4

Bel berdering dengan keras menandakan jam pelajaran yang sudah habis. Beberapa anak dengan cepat membereskan tas mereka dan melangkah keluar kelas, menuju ke tempat masing-masing

Emily meraih tasnya dan bergegas berjalan menuju kafetaria, tempat di mana teman-teman barunya kemungkinan berkumpul, dia berpisah kelas dengan Kat dan Garry di jam ke empat dan tidak satu kelas lagi hingga jam sekolah berakhir.

Ponselnya tergeletak dalam tas tanpa sinyal, tidak bisa menanyakan keberadaan mereka sekalipun cewek itu mempunyai nomor dari masing-masing teman-temannya tersebut. Apa dia perlu memberi nomor baru khusus di tempat ini?
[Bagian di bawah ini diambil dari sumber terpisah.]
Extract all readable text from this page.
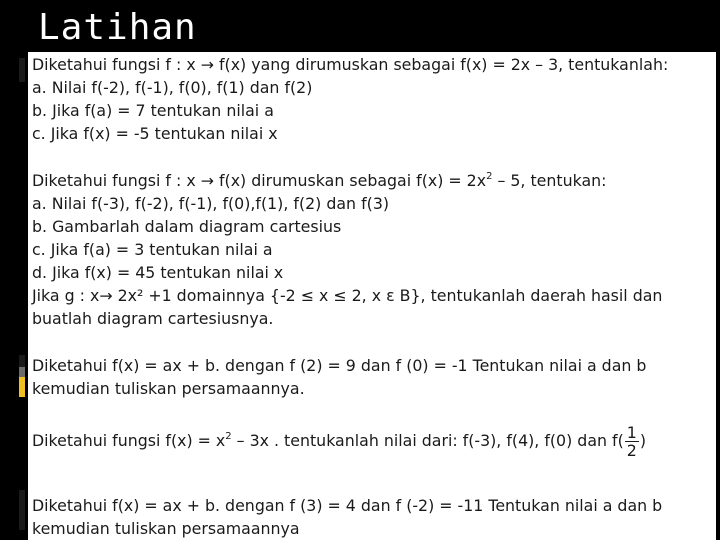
Latihan
Diketahui fungsi f : x → f(x) yang dirumuskan sebagai f(x) = 2x – 3, tentukanlah:
a. Nilai f(-2), f(-1), f(0), f(1) dan f(2)
b. Jika f(a) = 7 tentukan nilai a
c. Jika f(x) = -5 tentukan nilai x
Diketahui fungsi f : x → f(x) dirumuskan sebagai $f(x) = 2x^2 - 5$, tentukan:
a. Nilai f(-3), f(-2), f(-1), f(0),f(1), f(2) dan f(3)
b. Gambarlah dalam diagram cartesius
c. Jika f(a) = 3 tentukan nilai a
d. Jika f(x) = 45 tentukan nilai x
Jika g : x→ 2x² +1 domainnya {-2 ≤ x ≤ 2, x ε B}, tentukanlah daerah hasil dan
buatlah diagram cartesiusnya.
Diketahui f(x) = ax + b. dengan f (2) = 9 dan f (0) = -1 Tentukan nilai a dan b
kemudian tuliskan persamaannya.
Diketahui fungsi $f(x) = x^2 - 3x$ . tentukanlah nilai dari: f(-3), f(4), f(0) dan $f( \frac{1}{2}$ )
Diketahui f(x) = ax + b. dengan f (3) = 4 dan f (-2) = -11 Tentukan nilai a dan b
kemudian tuliskan persamaannya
"Yo, Em." Seseorang menepuk bahunya. Dia berjengit pelan.

Bau harum khas vampir segera menyerbu penciumannya dan membuatnya mati-matian menahan mual. Alex, laki-laki yang menepuk bahunya, mengangkat alisnya. "Kau sakit?"

"Ah, tidak." Emily berujar pelan sembari mengukirkan senyum lebar yang dia harap tidak terlihat menyedihkan. "Aku hanya merasa terkejut."

Cowok itu membalas senyumnya, lalu mengedikkan bahunya menuju sekelompok anak yang duduk dengan posisi hampir sama dengan awal pertemuan mereka. Kat, Garry, Liene dan Jordan.

"Mereka ada di sana kalau kau ingin duduk," ucap cowok itu menatapnya sambil mengangkat alis. "atau kau mau ikut denganku?"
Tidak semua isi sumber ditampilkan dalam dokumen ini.